Page mise à jour le 12 octobre 2016

Face à un contenu illicite sur internet, il existe deux procédés permettant d’obtenir le retrait de ce contenu : le signalement et la notification.

Présentation

En naviguant sur internet, on peut être confronté à des « contenus illicites ». Cela peut être un contenu choquant : des images portant atteinte à la dignité humaine ou incitation à la haine, un contenu choquant pour les mineurs mais également une atteinte à la vie privée d’une personne, une diffamation, le non-respect des droits d’un auteur, des données à caractère personnel mises en ligne sans autorisation, etc.

Toute personne peut être confrontée à des contenus illicites, aussi bien un élève qu’un professeur ou encore un établissement scolaire.

Face à ce type de contenu, il existe deux voies pour réagir et obtenir leur retrait : le signalement et la notification.

Le signalement

Le signalement est une procédure non juridique proposée par les acteurs du web ou par un acteur public.

On peut classer les possibilités de signalement en deux catégories.

Le signalement sur la plateforme où le contenu illicite est présent.

De nombreuses plateformes proposent de leur signaler directement les contenus illicites, par exemple via un onglet associé à chaque contenu (Facebook) ou par message (YouTube, pour les contenus portant atteinte aux droits d’auteur notamment).

Il est nécessaire de se conformer aux règles édictées par les plateformes. Celles-ci posent souvent des conditions pour la prise en compte du signalement. Parmi ces conditions, on peut citer, par exemple, l’obligation que l’auteur du signalement soit directement concerné par la publication du contenu illicite.

Le signalement sur une plateforme publique.
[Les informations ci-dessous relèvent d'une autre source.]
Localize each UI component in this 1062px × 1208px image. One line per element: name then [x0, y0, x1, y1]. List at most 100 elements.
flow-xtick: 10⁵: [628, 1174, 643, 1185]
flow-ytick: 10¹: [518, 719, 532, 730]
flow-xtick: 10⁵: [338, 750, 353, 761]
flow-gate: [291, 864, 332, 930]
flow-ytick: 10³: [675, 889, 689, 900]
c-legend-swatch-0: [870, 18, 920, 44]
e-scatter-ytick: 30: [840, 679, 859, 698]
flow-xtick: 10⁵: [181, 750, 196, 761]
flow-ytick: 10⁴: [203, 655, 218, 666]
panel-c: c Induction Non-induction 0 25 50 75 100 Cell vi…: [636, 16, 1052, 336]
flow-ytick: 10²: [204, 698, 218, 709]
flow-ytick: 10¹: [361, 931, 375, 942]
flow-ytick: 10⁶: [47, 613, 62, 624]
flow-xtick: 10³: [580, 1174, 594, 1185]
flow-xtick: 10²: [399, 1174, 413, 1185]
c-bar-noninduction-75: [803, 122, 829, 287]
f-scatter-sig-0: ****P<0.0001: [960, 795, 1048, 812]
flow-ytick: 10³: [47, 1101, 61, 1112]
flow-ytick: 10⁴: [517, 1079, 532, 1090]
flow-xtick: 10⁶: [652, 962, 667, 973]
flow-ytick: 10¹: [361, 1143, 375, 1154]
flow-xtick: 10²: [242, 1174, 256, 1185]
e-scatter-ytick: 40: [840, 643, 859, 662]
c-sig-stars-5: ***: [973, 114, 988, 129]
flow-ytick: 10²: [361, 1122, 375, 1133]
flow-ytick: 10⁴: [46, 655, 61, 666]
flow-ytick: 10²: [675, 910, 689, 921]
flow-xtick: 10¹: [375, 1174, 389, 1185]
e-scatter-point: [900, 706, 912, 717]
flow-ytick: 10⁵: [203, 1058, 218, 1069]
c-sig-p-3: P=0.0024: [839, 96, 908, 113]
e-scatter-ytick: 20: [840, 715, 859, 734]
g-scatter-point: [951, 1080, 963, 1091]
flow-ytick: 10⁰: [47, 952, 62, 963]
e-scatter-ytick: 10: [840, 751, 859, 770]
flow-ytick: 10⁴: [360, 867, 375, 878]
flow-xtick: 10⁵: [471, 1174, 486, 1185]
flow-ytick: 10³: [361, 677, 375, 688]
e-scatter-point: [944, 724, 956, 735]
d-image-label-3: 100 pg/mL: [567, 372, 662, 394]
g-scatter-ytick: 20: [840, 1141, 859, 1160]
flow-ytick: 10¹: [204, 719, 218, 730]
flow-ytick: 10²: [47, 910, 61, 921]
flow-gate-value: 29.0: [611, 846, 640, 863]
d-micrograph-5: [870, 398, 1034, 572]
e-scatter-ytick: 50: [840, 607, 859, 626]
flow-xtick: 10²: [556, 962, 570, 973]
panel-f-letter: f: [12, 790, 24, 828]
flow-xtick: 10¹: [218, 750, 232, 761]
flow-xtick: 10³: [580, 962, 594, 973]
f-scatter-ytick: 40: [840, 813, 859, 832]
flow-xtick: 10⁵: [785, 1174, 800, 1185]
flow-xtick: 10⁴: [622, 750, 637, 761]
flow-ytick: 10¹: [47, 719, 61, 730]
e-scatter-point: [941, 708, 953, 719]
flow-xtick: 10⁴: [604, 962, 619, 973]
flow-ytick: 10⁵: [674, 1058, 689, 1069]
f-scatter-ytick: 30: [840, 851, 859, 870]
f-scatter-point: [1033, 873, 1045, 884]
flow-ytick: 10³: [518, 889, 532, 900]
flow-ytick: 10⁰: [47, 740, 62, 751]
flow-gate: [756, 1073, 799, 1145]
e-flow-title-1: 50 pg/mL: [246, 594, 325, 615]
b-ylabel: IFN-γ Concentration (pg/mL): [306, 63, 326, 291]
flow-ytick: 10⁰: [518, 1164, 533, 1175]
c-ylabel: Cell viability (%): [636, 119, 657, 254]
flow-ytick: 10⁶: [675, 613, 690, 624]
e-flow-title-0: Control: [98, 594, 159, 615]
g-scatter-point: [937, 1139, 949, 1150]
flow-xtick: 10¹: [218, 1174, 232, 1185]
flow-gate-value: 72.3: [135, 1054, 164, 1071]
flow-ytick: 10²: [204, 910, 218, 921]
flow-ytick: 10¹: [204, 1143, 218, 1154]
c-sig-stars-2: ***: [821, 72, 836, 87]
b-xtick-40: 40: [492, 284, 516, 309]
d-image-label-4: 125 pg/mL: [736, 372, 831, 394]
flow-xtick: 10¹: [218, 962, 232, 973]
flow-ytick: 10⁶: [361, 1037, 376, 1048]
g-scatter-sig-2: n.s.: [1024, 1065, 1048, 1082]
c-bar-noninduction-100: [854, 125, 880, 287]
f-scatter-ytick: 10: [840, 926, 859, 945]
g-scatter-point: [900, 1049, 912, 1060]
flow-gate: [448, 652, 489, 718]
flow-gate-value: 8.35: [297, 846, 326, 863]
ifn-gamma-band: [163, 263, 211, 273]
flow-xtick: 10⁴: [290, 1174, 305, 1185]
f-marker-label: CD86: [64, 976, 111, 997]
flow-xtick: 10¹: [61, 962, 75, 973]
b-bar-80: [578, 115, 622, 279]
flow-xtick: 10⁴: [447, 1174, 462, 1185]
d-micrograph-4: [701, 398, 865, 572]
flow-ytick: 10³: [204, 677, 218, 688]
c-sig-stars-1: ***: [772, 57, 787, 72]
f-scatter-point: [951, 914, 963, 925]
L’une de ces plateformes est celle du ministère de l’Intérieur qui est accessible à l’adresse suivante : www.internet-signalement.gouv.fr

Les signalements envoyés sont traités par des policiers et gendarmes affectés à la Plateforme d’harmonisation, d’analyse, de recoupement et d’orientation des signalements (Pharos).

Si vous avez un doute sur le caractère illicite du contenu que vous souhaitez signaler, une bonne solution peut être de passer par la plateforme « pointdecontact.net » de l'Association Française des Prestataires de l'Internet (AFPI) qui effectue une préqualification du contenu avant de faire suivre, si justifié, le signalement auprès de Pharos.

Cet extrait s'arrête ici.